Em 1969, nos Estados Unidos, um ativista foi detido por portar dois cigarros de maconha. Cerca de dois anos depois, em 1971, ele serviu como bode expiatório para a cada vez mais lucrativa "guerra às drogas", que ocorre até hoje por terra yankees: houve julgamento e ele pegou nada menos que dez anos de prisão.
O caso absurdo gerou uma grande campanha democrática para a libertação imediata do ativista, que atendia pelo nome de John Sinclair. John Lennon, que morava nos Estados Unidos à época, compôs uma canção com o nome do rapaz para fortalecer a mobilização.
A música, que ajudou a libertar o ativista alguns dias depois, tem versos como (em tradução livre):
-"Não é justo, John Sinclair / Preso por respirar ar";
-"Se ele fosse da CIA / Vendendo drogas para ganhar dinheiro / Ele estaria livre / Iriam deixá-lo viver / Respirando ar como eu e você";
-"Ele foi preso pelo que fez / Ou representando todos?"
Apesar do contexto bem diferente (países, momento histórico, motivação, etc.), há pontos em comum entre o caso descrito e o que aconteceu com as prisões arbitrárias de Fabio Hideki Harano e de Rafael Marques Lusvarghi, no último protesto contra a Copa do Mundo, aqui no Brasil, no dia 23 de junho.

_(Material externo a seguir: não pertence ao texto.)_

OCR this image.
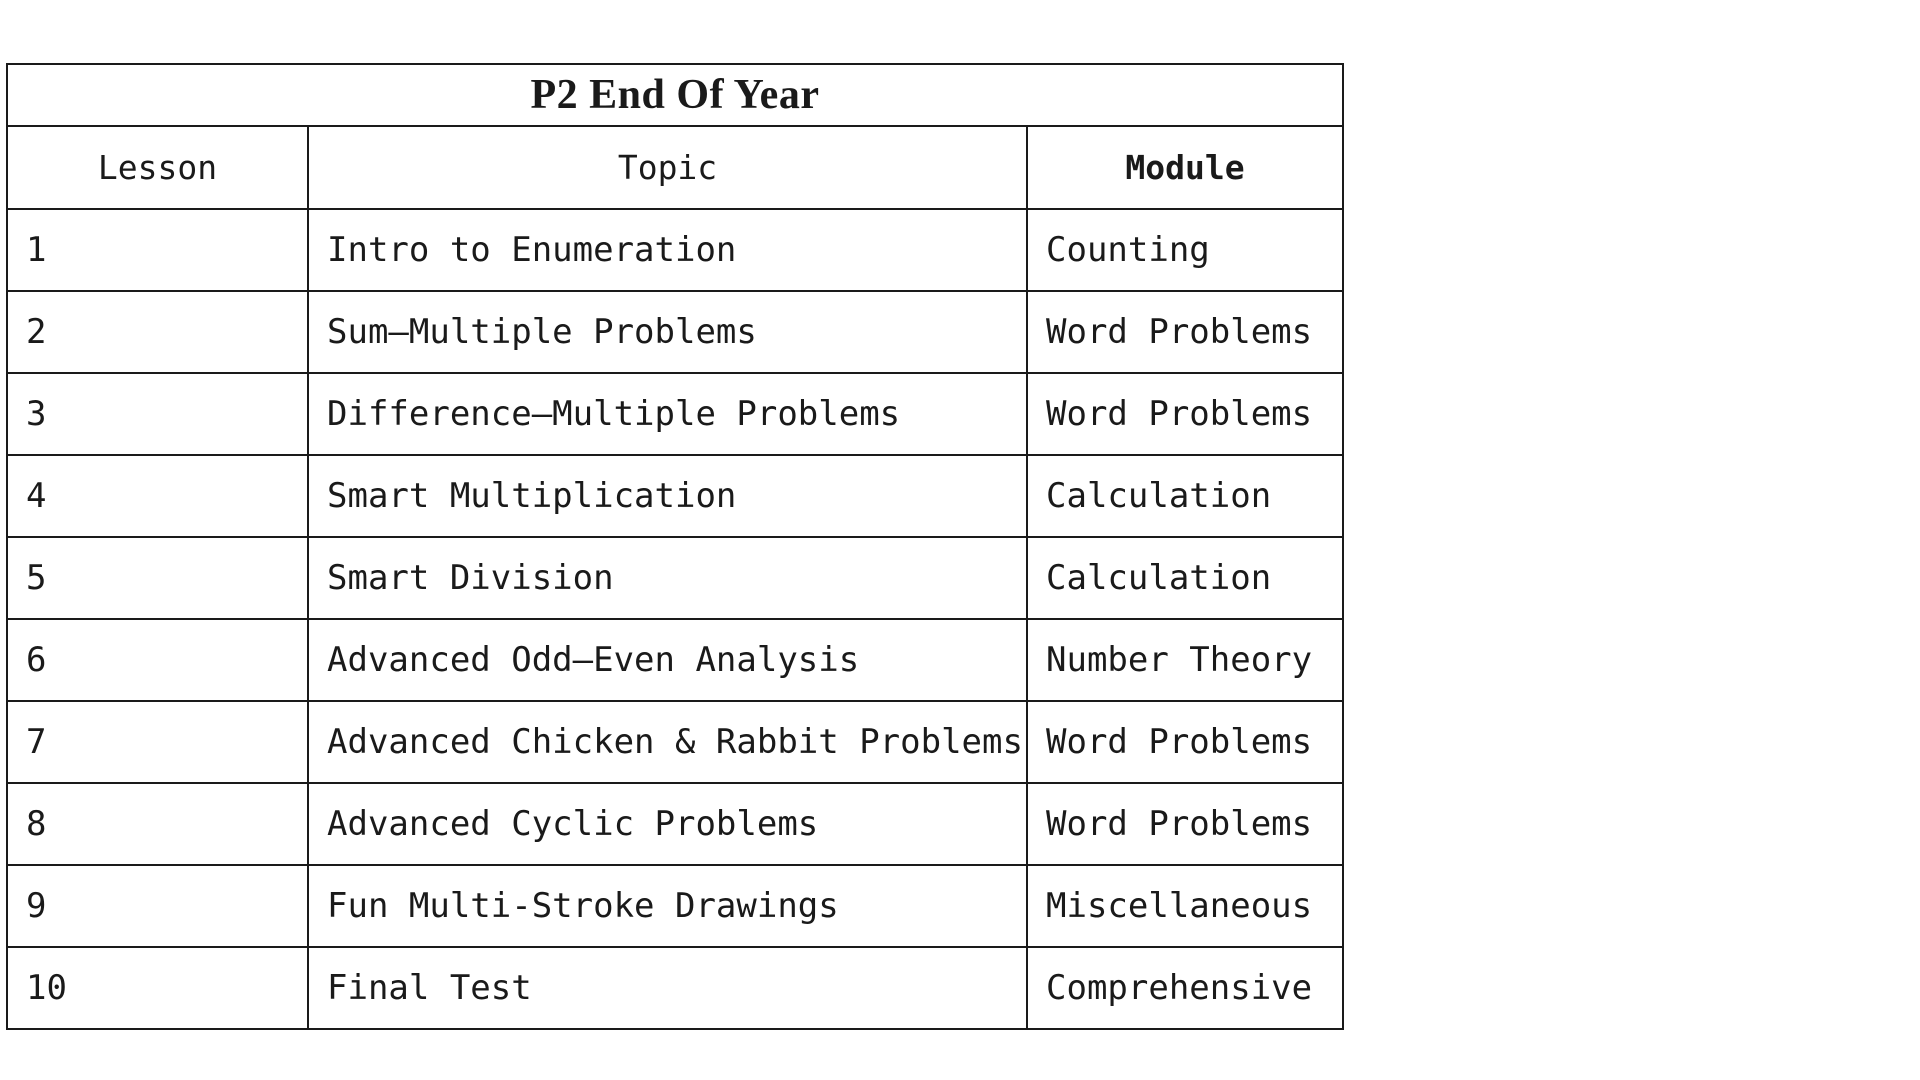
P2 End Of Year		
Lesson	Topic	Module
1	Intro to Enumeration	Counting
2	Sum–Multiple Problems	Word Problems
3	Difference–Multiple Problems	Word Problems
4	Smart Multiplication	Calculation
5	Smart Division	Calculation
6	Advanced Odd–Even Analysis	Number Theory
7	Advanced Chicken & Rabbit Problems	Word Problems
8	Advanced Cyclic Problems	Word Problems
9	Fun Multi-Stroke Drawings	Miscellaneous
10	Final Test	Comprehensive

Quando fiquei sabendo da história, foi a canção de Lennon que veio à minha cabeça, até porque a prática repressiva e as táticas de criminalização da polícia dos poderosos têm se modificado muito pouco ao longo das últimas décadas em todo o mundo.
Para que não haja brecha para confusão, o flagrante inventado pela polícia nada tem a ver com drogas (que deveriam ser legalizadas, em minha opinião), mas com o direito de manifestação. Ambos estavam num ato realizado na Avenida Paulista quando foram revistados arbitrariamente e presos por associação criminosa, porte de explosivos, desacato. O secretário de segurança do estado diz que eles são líderes dos Black Blocs (que sequer têm líderes) em uma clara referência de que são os bodes expiatórios para o recrudescimento da ação policial após o ato do dia 19, organizado pelo MPL, em que houve depredações. Várias testemunhas, como o Padre Julio Lancellotti, alegam que as provas foram plantadas - também há filmagens que enfocaram a "geral" tomada por Harano e que comprovam isso.
Querem dar até oito anos de prisão a Fabio simplesmente porque usou seu direito e resolveu se manifestar, como já fez várias vezes e como acredita que pessoas não egoístas devem fazer. Querem botar Rafael no pau de arara público para mostrar o que acontece com quem vai às ruas, defendendo o interesse de muitos.
Por tudo isso, acredito que, se Lennon estivesse vivo, ele seria contra prisões arbitrárias com penas esdrúxulas de pessoas que apenas respiraram ar se manifestando e estão sujeitas a serem bodes expiatórios nacionais. Ele cantaria: "Libertem Fabio! Libertem Rafael!"